The Fohn, a warm breeze from the Alps, helps to ripen Blauburgunder. The old white varieties, the aromatic Completer and the elegant Rauschling, are grown to a very limited extent. Scattered throughout the region are growers who are trying to make wines with more structure than in the past - using Pinot Noir for red wines and Chardonnay for whites. Barrique-ageing is not uncommon.
The largest wine-producing cantons are Zurich and Schaffhausen (although even they buy much white wine from Valais). Most of Zurich's crop is handled by two cooperative cellars in Wadenswil and Winterthur. Some 200 growers also deliver their grapes to the Staatskellereien des Kantons Zurich, the state-owned cellars. Wine is often made on very small estates linked to a restaurant where the wine is sold; apart from the co-ops, one of the best-known producers is Meier.

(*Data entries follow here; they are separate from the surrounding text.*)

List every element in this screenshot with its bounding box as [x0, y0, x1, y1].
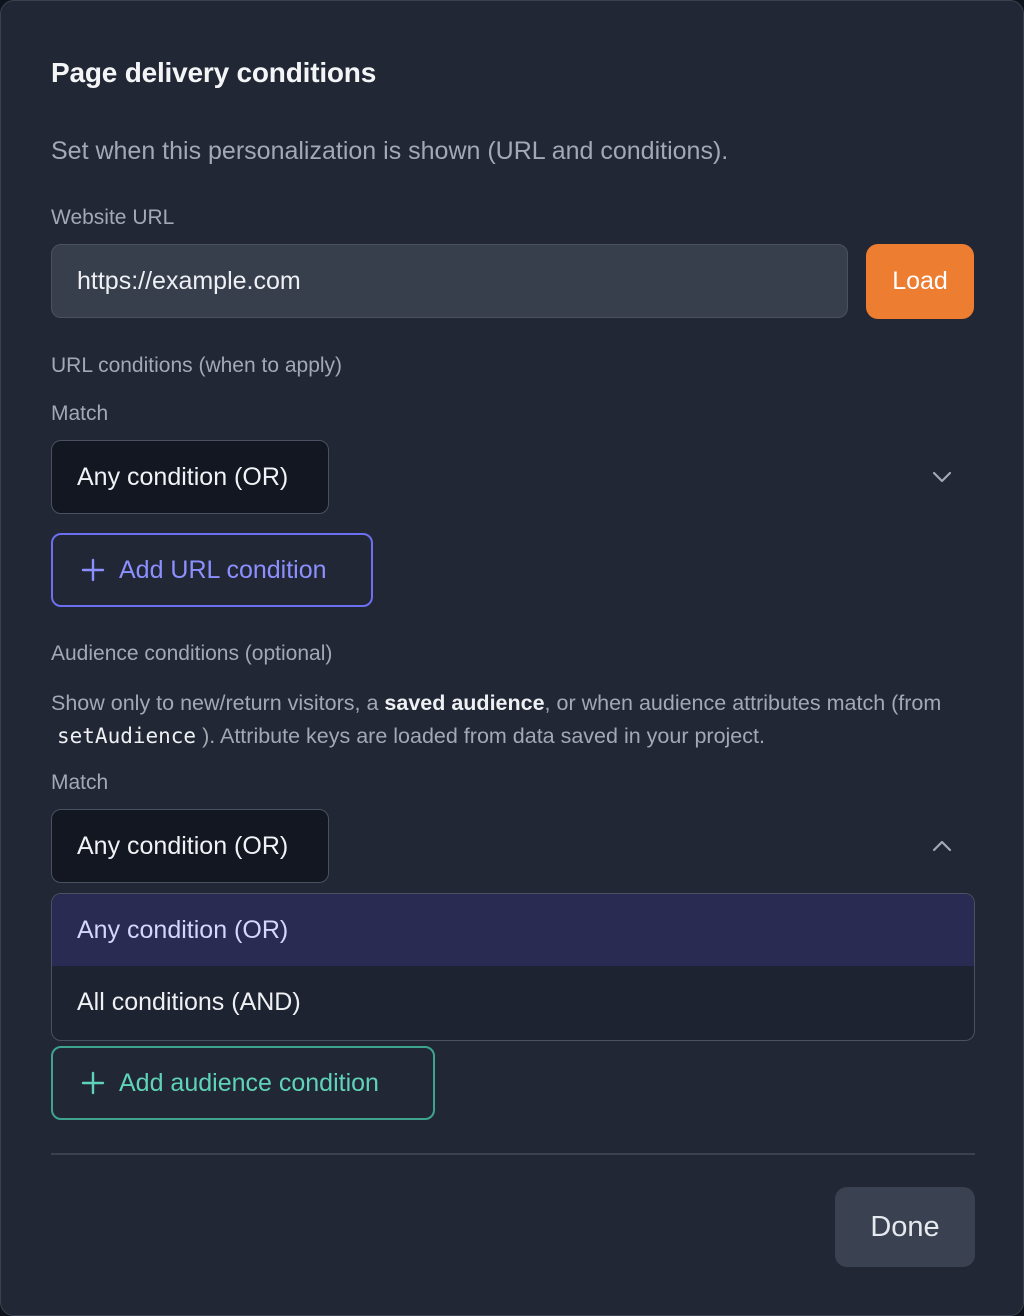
chevron-down-icon[interactable] [929, 464, 955, 490]
url-conditions-heading: URL conditions (when to apply) [51, 354, 343, 377]
delivery-conditions-dialog: Page delivery conditions Set when this p… [0, 0, 1024, 1316]
audience-match-label: Match [51, 771, 109, 794]
audience-description: Show only to new/return visitors, a save… [51, 687, 981, 753]
load-button[interactable]: Load [866, 244, 974, 319]
add-url-condition-button[interactable]: Add URL condition [51, 533, 373, 607]
desc-bold-saved-audience: saved audience [384, 691, 545, 715]
plus-icon [81, 1071, 105, 1095]
audience-conditions-heading: Audience conditions (optional) [51, 642, 333, 665]
add-audience-condition-label: Add audience condition [119, 1068, 379, 1097]
website-url-label: Website URL [51, 206, 175, 229]
desc-text-1: Show only to new/return visitors, a [51, 691, 385, 715]
desc-code-setaudience: setAudience [57, 724, 197, 748]
audience-match-dropdown: Any condition (OR) All conditions (AND) [51, 893, 975, 1041]
add-url-condition-label: Add URL condition [119, 555, 327, 584]
desc-text-2: , or when audience attributes match (fro… [544, 691, 942, 715]
plus-icon [81, 558, 105, 582]
option-all-conditions[interactable]: All conditions (AND) [52, 966, 974, 1038]
desc-text-3: ). Attribute keys are loaded from data s… [202, 724, 765, 748]
footer-divider [51, 1153, 975, 1155]
url-match-select[interactable]: Any condition (OR) [51, 440, 975, 516]
add-audience-condition-button[interactable]: Add audience condition [51, 1046, 435, 1120]
audience-match-select[interactable]: Any condition (OR) [51, 809, 975, 885]
done-button[interactable]: Done [835, 1187, 975, 1267]
audience-match-value[interactable]: Any condition (OR) [51, 809, 329, 883]
dialog-title: Page delivery conditions [51, 57, 377, 88]
website-url-input[interactable] [51, 244, 848, 318]
dialog-subtitle: Set when this personalization is shown (… [51, 137, 729, 165]
option-any-condition[interactable]: Any condition (OR) [52, 894, 974, 966]
chevron-up-icon[interactable] [929, 833, 955, 859]
url-match-label: Match [51, 402, 109, 425]
url-match-value[interactable]: Any condition (OR) [51, 440, 329, 514]
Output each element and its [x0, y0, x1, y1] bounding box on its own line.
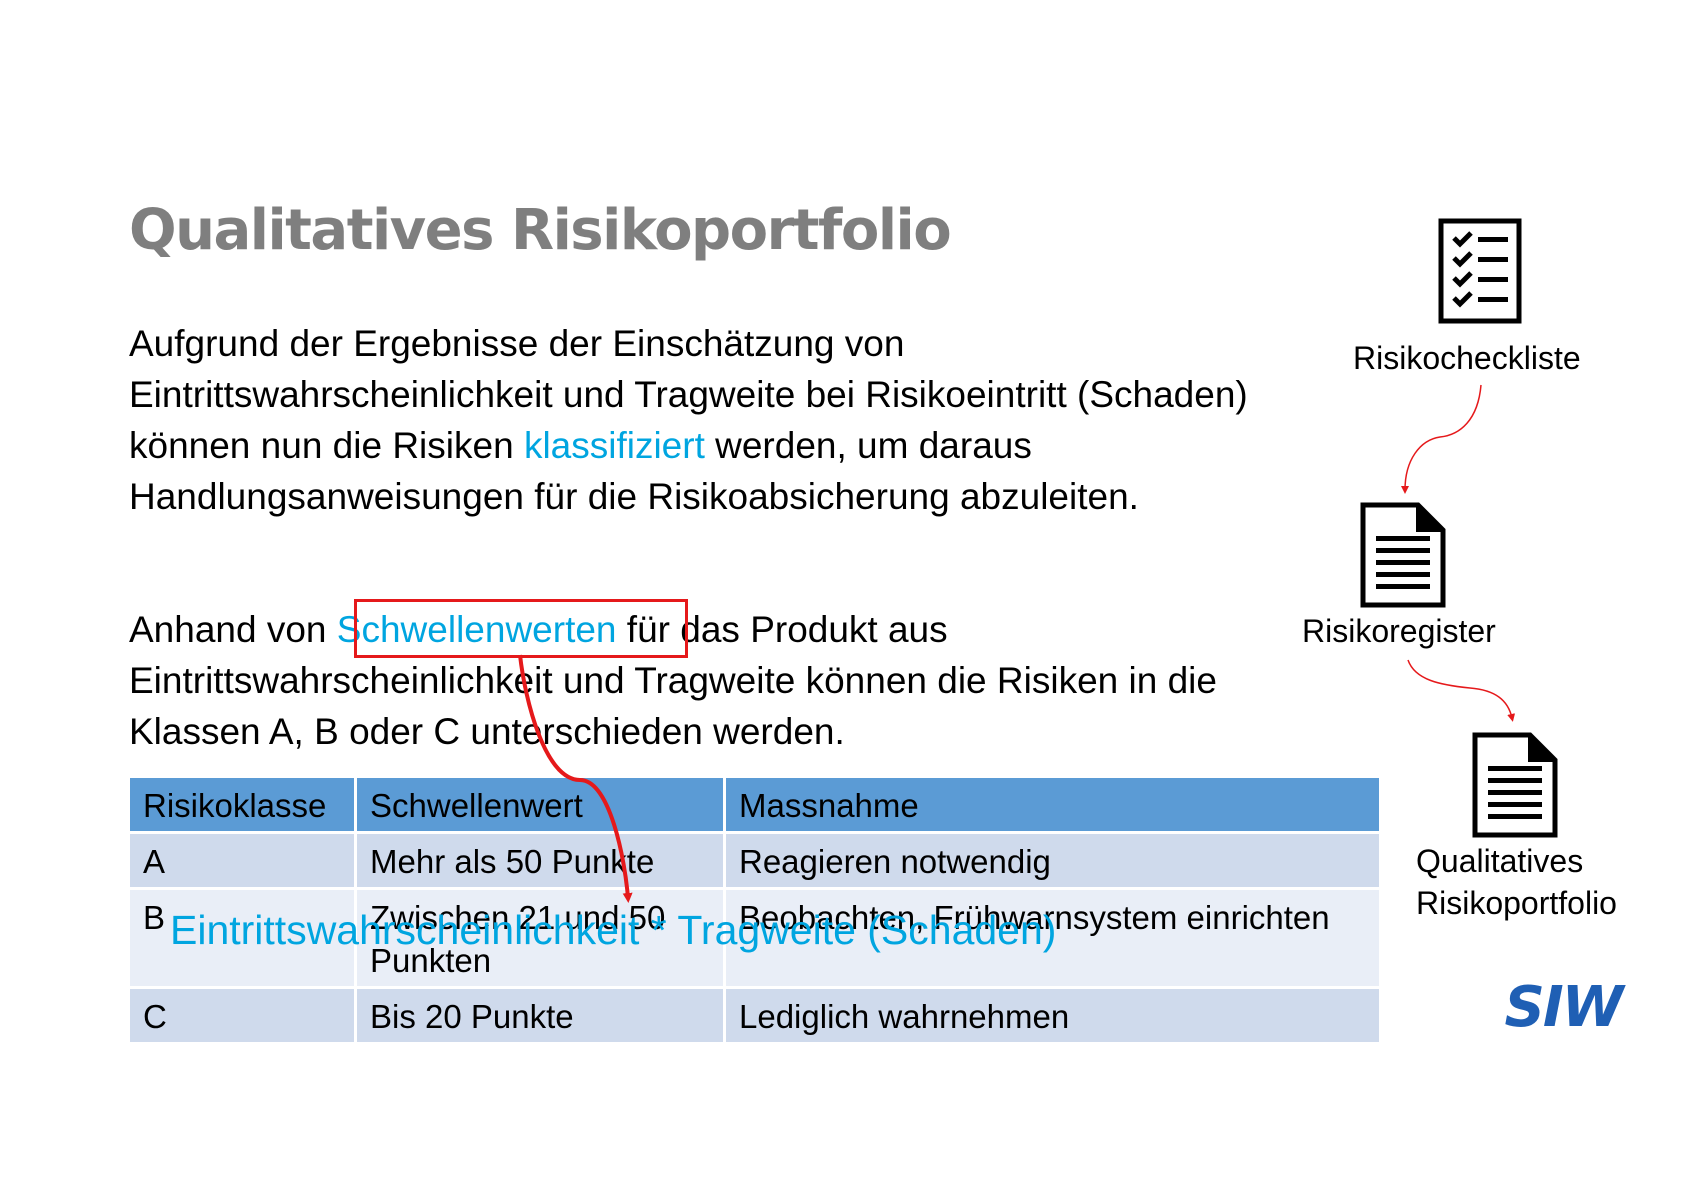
threshold-paragraph: Anhand von Schwellenwerten für das Produ…	[129, 604, 1279, 757]
checklist-icon	[1438, 218, 1522, 324]
table-header-row: Risikoklasse Schwellenwert Massnahme	[127, 775, 1382, 834]
keyword-klassifiziert: klassifiziert	[523, 425, 705, 466]
keyword-highlight-box	[354, 599, 688, 658]
cell-threshold: Bis 20 Punkte	[354, 986, 726, 1045]
formula-text: Eintrittswahrscheinlichkeit * Tragweite …	[170, 907, 1057, 953]
header-risikoklasse: Risikoklasse	[127, 775, 357, 834]
header-schwellenwert: Schwellenwert	[354, 775, 726, 834]
step-label-risikoregister: Risikoregister	[1302, 613, 1496, 649]
cell-measure: Reagieren notwendig	[723, 831, 1382, 890]
cell-class: C	[127, 986, 357, 1045]
document-icon	[1360, 502, 1446, 608]
siw-logo: SIW	[1505, 980, 1629, 1032]
threshold-text-start: Anhand von	[129, 609, 337, 650]
header-massnahme: Massnahme	[723, 775, 1382, 834]
table-row: C Bis 20 Punkte Lediglich wahrnehmen	[127, 986, 1382, 1045]
table-row: A Mehr als 50 Punkte Reagieren notwendig	[127, 831, 1382, 890]
flow-arrow-checkliste-register	[1401, 384, 1482, 494]
slide-title: Qualitatives Risikoportfolio	[129, 198, 952, 263]
step-label-risikocheckliste: Risikocheckliste	[1353, 340, 1581, 376]
intro-paragraph: Aufgrund der Ergebnisse der Einschätzung…	[129, 318, 1279, 522]
step-label-qualitatives-risikoportfolio: Qualitatives Risikoportfolio	[1416, 843, 1617, 921]
cell-class: A	[127, 831, 357, 890]
document-icon	[1472, 732, 1558, 838]
siw-logo-text: SIW	[1505, 980, 1627, 1032]
flow-arrow-register-portfolio	[1407, 659, 1516, 722]
cell-measure: Lediglich wahrnehmen	[723, 986, 1382, 1045]
cell-threshold: Mehr als 50 Punkte	[354, 831, 726, 890]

The canton of Graubunden, or Grisons, the largest in Switzerland, has 376ha (930 acres) of vineyard. Under the benign influence of the Fohn wind, the winegrowing district of the Bundner Rheintal, or Bundner Herrschaft, enjoys the warmest climate in the eastern part of the Confederation. Almost the entire vineyard area is planted in Blauburgunder (Pinot Noir), producing, in good years, wines with an average 13 of alcohol. Full and soft, their relatively low acidity makes them ideal for drinking within two years or so of the vintage. A small amount of Riesling-Sylvaner is also grown. As in the other German-speaking cantons, wine is often made on very small estates, for local consumption.